Abstract
Judicial performance evaluations (JPEs) are a critical part of selecting judges, especially in states using merit-based selection systems. This article shows empirical evidence that gender and race bias still exist in attorney surveys conducted in accordance with the ABA's Guidelines. This systematic bias is related to a more general problem with the design and implementation of JPE surveys, which results in predictable problems with the reliability and validity of the information obtained through these survey instruments. This analysis raises questions about the validity and reliability of the JPE. This is a particularly poor outcome, as it means that we are subjecting many judges to state-sponsored evaluations that are systematically biased against women and minorities.
Notes
A 1993 study of the results of the Colorado Judicial Performance Evaluation Commission's lawyer survey showed that male and female lawyers alike rated female judges consistently lower than male judges (Sterling Citation1993). Colorado has since adjusted its evaluation methods, but no rigorous follow-up studies have been conducted to confirm that the disparities have been resolved.

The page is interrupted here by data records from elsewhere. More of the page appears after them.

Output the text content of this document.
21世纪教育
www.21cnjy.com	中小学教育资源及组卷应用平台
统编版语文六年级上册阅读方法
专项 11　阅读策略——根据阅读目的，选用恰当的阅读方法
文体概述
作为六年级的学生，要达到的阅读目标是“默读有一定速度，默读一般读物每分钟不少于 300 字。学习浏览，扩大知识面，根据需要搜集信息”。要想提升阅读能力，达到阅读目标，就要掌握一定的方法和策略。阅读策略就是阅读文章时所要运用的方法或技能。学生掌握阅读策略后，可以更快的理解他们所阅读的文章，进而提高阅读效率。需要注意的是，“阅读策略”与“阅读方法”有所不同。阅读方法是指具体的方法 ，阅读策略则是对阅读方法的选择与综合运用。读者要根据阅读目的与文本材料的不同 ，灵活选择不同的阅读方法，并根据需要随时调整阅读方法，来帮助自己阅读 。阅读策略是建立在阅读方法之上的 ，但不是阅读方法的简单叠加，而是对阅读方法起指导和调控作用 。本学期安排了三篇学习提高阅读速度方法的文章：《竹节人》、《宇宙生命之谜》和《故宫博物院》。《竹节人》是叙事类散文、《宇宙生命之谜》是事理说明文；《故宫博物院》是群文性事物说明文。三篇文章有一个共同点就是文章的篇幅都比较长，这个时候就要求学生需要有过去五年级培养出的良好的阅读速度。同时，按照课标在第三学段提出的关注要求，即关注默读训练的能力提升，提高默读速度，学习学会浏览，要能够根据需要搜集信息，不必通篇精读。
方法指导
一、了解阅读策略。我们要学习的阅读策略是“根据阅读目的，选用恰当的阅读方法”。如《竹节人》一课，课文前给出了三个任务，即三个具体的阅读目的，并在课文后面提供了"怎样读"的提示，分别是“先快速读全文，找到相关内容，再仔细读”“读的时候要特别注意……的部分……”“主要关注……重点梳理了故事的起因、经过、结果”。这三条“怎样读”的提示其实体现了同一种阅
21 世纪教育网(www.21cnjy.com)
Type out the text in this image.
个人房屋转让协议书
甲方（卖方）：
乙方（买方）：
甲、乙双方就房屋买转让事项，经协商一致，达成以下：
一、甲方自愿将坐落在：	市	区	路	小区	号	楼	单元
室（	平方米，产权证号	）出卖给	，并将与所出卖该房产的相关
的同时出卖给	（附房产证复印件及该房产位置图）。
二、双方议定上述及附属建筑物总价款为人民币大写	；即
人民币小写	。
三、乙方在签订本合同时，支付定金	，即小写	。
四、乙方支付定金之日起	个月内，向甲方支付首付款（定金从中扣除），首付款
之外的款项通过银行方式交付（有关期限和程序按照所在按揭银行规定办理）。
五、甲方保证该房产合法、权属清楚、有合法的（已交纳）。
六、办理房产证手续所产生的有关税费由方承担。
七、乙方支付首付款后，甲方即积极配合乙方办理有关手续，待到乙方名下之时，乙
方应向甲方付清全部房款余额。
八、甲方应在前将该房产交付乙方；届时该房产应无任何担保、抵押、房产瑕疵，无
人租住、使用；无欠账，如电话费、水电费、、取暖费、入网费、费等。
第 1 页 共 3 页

JPEs are one of the few instances where surveys are used for formal job performance evaluation. As such, the sampling error problems of survey research complicate the already difficult measurement error problems inherent in employee performance appraisal. It is beyond the scope of this article to address the survey-related problems with unrepresentative data. For a discussion of these issues, see Elek et al. (Citation2012) and Wood and Lazos (Citation2009).
Since the creation of the BARS procedure (Smith and Kendall Citation1963), a number of similar systems have been developed that share a number of the same basic features. For a brief description, see Prowse and Prowse (Citation2009). For the purposes of this article, the term BARS will be inclusive of these progeny.
The administrative performance scores are measured for only 87 judges, yielding only 311 observations; the Judging the Judges survey does not collect this information for Nevada Supreme Court Justices.
The precise wording and organization of the questions has changed slightly over time. The years column in Table 1 indicates which years the Judging the Judges survey used each of the questions. The Q (Question) column indicates which historical and question formulations make up the scores for each of the questions contained in the analysis. For example, the judge-level scores on Question 1 in the analysis are the average of two questions in the 1998–2000 data, but they are the results of a single question in the 2002–2008 data.
Principal factors method yields a single factor with an Eigenvalue of 10.570, N = 311, Likelihood Ratio test = 8137.79, p =.000. All twelve questions load onto this factor with factor loadings greater than 0.85.
Table 2 Inter-dimensional Correlation Matrix
Table 3 Intra-dimensional Correlation Matrices
Multicollinearity tests on the set of independent variables show no signs of problematic collinearity. No variance inflation factor is higher than 1.82, and no tolerance is lower than 0.62.